Regular expressions in classifications rules

In the classifications rule builder you can use regular expressions to match a wide variety of text, characters, words and patterns and use them to set classification columns: Continuing the tracking code example I started with earlier in this post, let’s suppose I set up 3 rules that look like this:

If Starts With em: set Channel = Email
If matches regex ^([^:]+):([^:]+):([^:]+)$ set Campaign Name = $2
If matches regex ^([^:]+):([^:]+):([^:]+)$ set Campaign Date = $3

Holy cow what does all that mean? Let’s take a closer look:

First, notice I used the same regular expression in both the second and third rules but set a different classification in each case. This regular expression matches any string (tracking code in this case) that starts with one or more non-colon characters, then a colon, then more non-colon characters, then a colon, then more non-colon characters. Note that the regular expression could easily be modified for use with any delimiter.

Second, I used parentheses to define portions of the string as parameters that I can use in my classification rules.  Since I have three sets of parentheses I have defined three parameters: $1, $2, and $3. Based on my rules if my tracking code is:

em:MaybellineSale:June

then the second and third rules will set:

Campaign Name = MaybellineSale
Campaign Date = June

What’s more, the regular expression I’ve chosen will work regardless of what substrings occur in the second and third sections of the tracking code. Sweet! Two rules to rule them all.

Amazing. Where can I learn more?

The online documentation for the classifications rule builder contains a short primer on regular expressions and several examples of use cases that came up during our beta testing. For a full treatise on regular expressions I recommend this site: http://www.regular-expressions.info/

In conclusion

I hope you’ve found this series of blog posts helpful. Feel free to leave comments and questions below. I’m also interested in hearing from you if you come up with a really great regular expression for the rule builder that you’d like to share with the rest of the world.

2 comments
Arcadi
Arcadi

Is there a way to take information from two different eVars to create a classification?

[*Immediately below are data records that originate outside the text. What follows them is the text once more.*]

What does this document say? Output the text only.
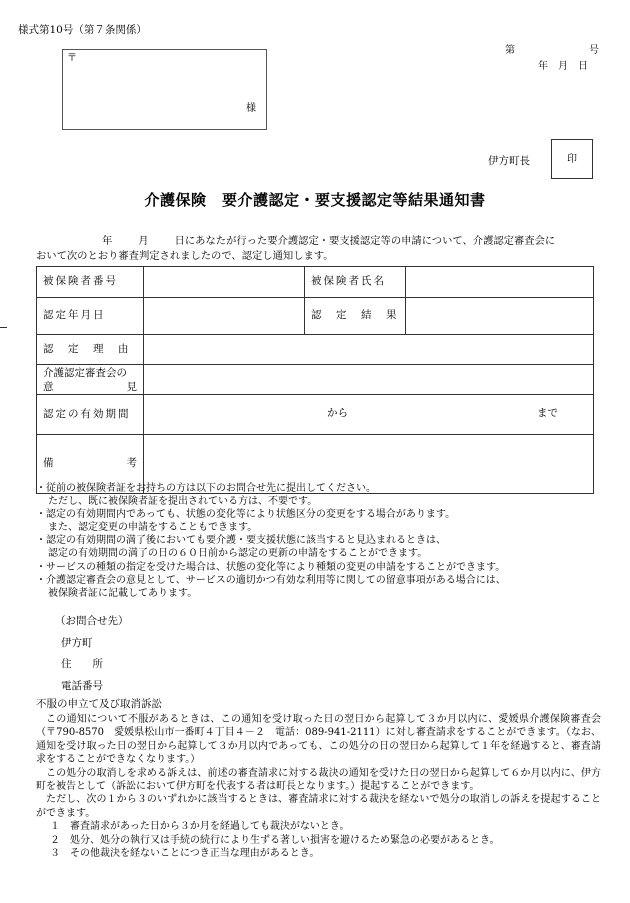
様式第10号（第７条関係）
〒
様
第	号
年　月　日
伊方町長	印
介護保険　要介護認定・要支援認定等結果通知書
年	月	日にあなたが行った要介護認定・要支援認定等の申請について、介護認定審査会に
おいて次のとおり審査判定されましたので、認定し通知します。
被保険者番号		被保険者氏名	
認定年月日		認　定　結　果	
認　定　理　由			

介護認定審査会の
意 見			

認定の有効期間	から まで		

備 考			

・従前の被保険者証をお持ちの方は以下のお問合せ先に提出してください。
ただし、既に被保険者証を提出されている方は、不要です。
・認定の有効期間内であっても、状態の変化等により状態区分の変更をする場合があります。
また、認定変更の申請をすることもできます。
・認定の有効期間の満了後においても要介護・要支援状態に該当すると見込まれるときは、
認定の有効期間の満了の日の６０日前から認定の更新の申請をすることができます。
・サービスの種類の指定を受けた場合は、状態の変化等により種類の変更の申請をすることができます。
・介護認定審査会の意見として、サービスの適切かつ有効な利用等に関しての留意事項がある場合には、
被保険者証に記載してあります。
（お問合せ先）
伊方町
住　　所
電話番号
不服の申立て及び取消訴訟
この通知について不服があるときは、この通知を受け取った日の翌日から起算して３か月以内に、愛媛県介護保険審査会（〒790-8570　愛媛県松山市一番町４丁目４－２　電話：089-941-2111）に対し審査請求をすることができます。（なお、通知を受け取った日の翌日から起算して３か月以内であっても、この処分の日の翌日から起算して１年を経過すると、審査請求をすることができなくなります。）
この処分の取消しを求める訴えは、前述の審査請求に対する裁決の通知を受けた日の翌日から起算して６か月以内に、伊方町を被告として（訴訟において伊方町を代表する者は町長となります。）提起することができます。
ただし、次の１から３のいずれかに該当するときは、審査請求に対する裁決を経ないで処分の取消しの訴えを提起することができます。
１　審査請求があった日から３か月を経過しても裁決がないとき。
２　処分、処分の執行又は手続の続行により生ずる著しい損害を避けるため緊急の必要があるとき。
３　その他裁決を経ないことにつき正当な理由があるとき。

Take for example a shared page name that sometimes is used to display Product Type A, sometimes for Product Type B and other times for Product Type C. So we'd have the Page Name stored in a eVar5. In a separate eVar9 we have the Product Type. Would we be able to look at both eVar5 and eVar9 to determine what data to put in a single classification? Or do we have to have both pieces of information concatenated into one eVar?

EricLanser
EricLanser

Can we append a capture group (e.g. $2 or $3 in your examples) to some text.
E.g. following your example above, for a classification like: 'Channel and Name'.  Where Channel is set as a string, and Name via a capture group.

If matches regex ^(em):([^:]+):([^:]+)$ set 'Channel and Name' = "Email-"&$2

That way we'd have a report that showed our general name ('email', rather than 'em') along with the the Name.

In some of my applications, we have multiple independent ways to set the Channel (based on CID, EID, or backup methods such as referring domain).  I'd like a record of both what channel was set, and how it was set in a single report for identifying cases where tracking may be missing but a backup method was used to categorize the data.

Or, would you recommend relying on datawarehouse, discover, or other tools that allow multiple dimension breakdowns?